7. Senators disagree with report
The report caused rancour at the floor of the National Assembly as some senators did not understand why the report largely condemned the CBN and exonerated MTN wholly after the investigation.
8. CBN concludes investigations
Fast forward to 2018, Nigeria's central bank slammed a fine on the four Nigerian banks involved in the repatriation. Isaac Okoroafor, CBN's spokesperson, said the fine was necessary after allegations of remittance of foreign exchange with irregular certificates of capital importation issued on behalf of some offshore investors of MTN Nigeria Communications Limited and subsequent investigations carried out by the apex bank in March 2018.
9. MTN playing giant role
MTN denied the allegations stating the apex bank duly approved all dividends it paid to its shareholders between 2007 and 2015.
The telco further stated that the Nigerian Senate had exonerated the company from breaching foreign exchange laws.
10. Nigerian banks romance regulatory authority
Stanbic IBTC Holdings PLC (a member of Standard Bank Group) informed investors that it is holding further engagements with the CBN, in relation to the fine.
In a statement issued by Chidi Okezie, the Company's Secretary, the bank did not deny the allegations but assured investors that the issue will not affect the business conduct.
Diamond Bank noted that the transaction occurred between 2001 and 2006 and promised to co-operate with the apex regulator to ensure the matter is resolved.
11. MTN Group faces another demand from the Nigeria government over the payment of $2 billion in tax arrears.
In a background note on the capital repatriation, MTN said it had received a letter from Abubakar Malami, Nigeria's attorney-general requesting full payment of the tax bill.
In various correspondence between the office of the Attorney General and MTN Nigeria, the AGF noted that MTN should have paid approximately $2 billion in taxes relating to the importation of foreign equipment and payments to foreign suppliers since 2008.
12. Nigeria's central bank deducts fines from banks account for breaking forex rules in MTN fund repatriation
The affected banks and their fines are Standard Chartered Bank (N2.4 billion), Stanbic IBTC (N1.8bn), Citibank (N1.2bn) and Diamond bank with N0.25 billion.
13. CBN says refund will be in dollar
Isaac Okoroafor, CBN's spokesperson told Business Insider Sub-Saharan Africa on Tuesday morning, September 4, 2018, that the regulatory authority's demand is very clear on the matter.
“The report is very clear, what we have here is in dollar terms and not naira”, he said in a phone conversation.

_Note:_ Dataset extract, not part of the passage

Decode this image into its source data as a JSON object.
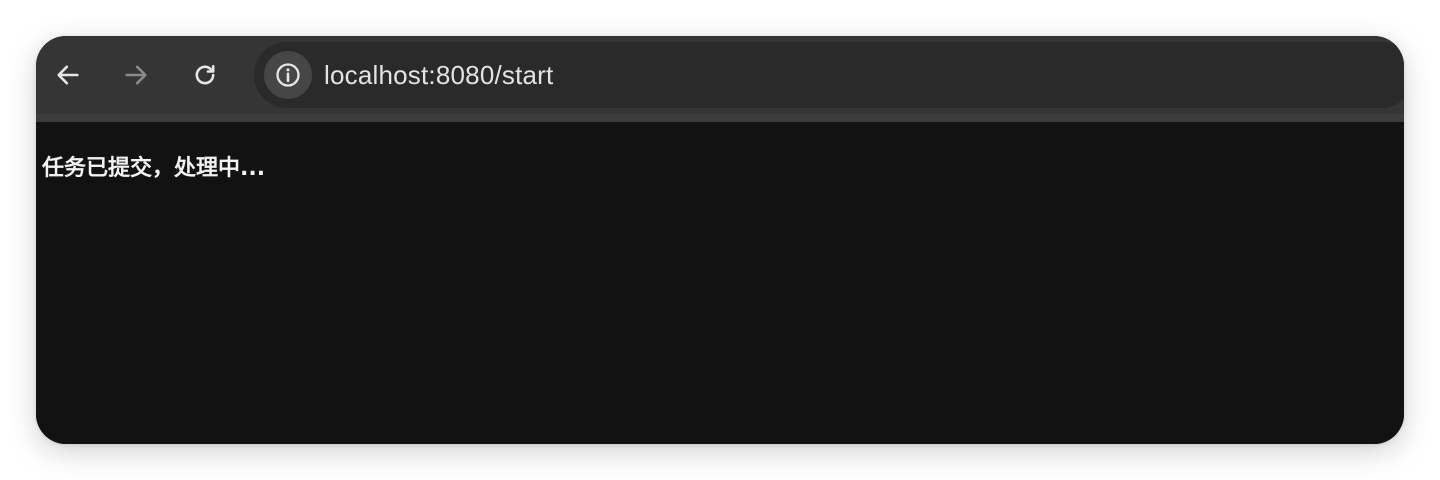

Experts believed that the sanction which is about half of MTN’s market capitalisation will affect market conditions in Nigeria and could threaten the country's financial institutions.

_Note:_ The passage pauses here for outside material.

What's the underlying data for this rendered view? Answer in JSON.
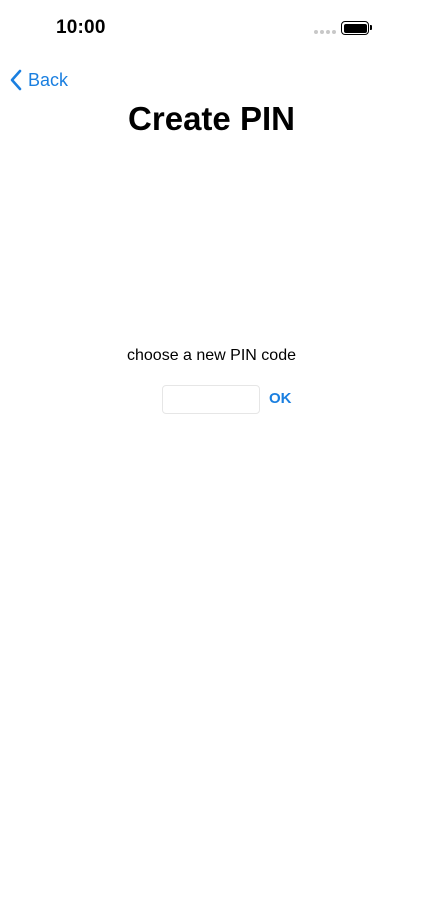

13. Access Bank CEO says MTN repaying $8.1 billion could lead to a banking crisis
Herbert Wigwe, Access Bank CEO, told Reuters on Thursday, August 30, 2018, “...the banking industry will hold its regular Bankers Committee meeting soon to discuss MTN’s repayment of $8.1 billion, on the orders of the CBN.”
He said he expected a resolution on the matter to avoid a systemic banking crisis given that the repayment of $8.1 billion, which is about half of MTN’s market capitalisation, could threaten its Nigerian bankers.
14. MTN drags Nigerian government to court over a multi billion-dollar dispute
MTN Nigeria filed legal suit concerning demands from the Central Bank of Nigeria (CBN) and the office of the Attorney General of the Federation on foreign exchange repatriation and taxes.
15. Nigeria's central bank engages MTN and 4 banks over $8.1 billion claims
Nigeria's central bank (CBN) said it is engaging with Africa's mobile phone firm, MTN Ltd. and four banks over $8. 1 billion claims.
The regulatory body stated this in a statement issued by Isaac Okorafor, its director of communications, on Wednesday, September 19, 2018, in Abuja, the nation's capital.
Okorafor said the apex bank is currently reviewing documents submitted by banks with a view to arriving at an equitable resolution.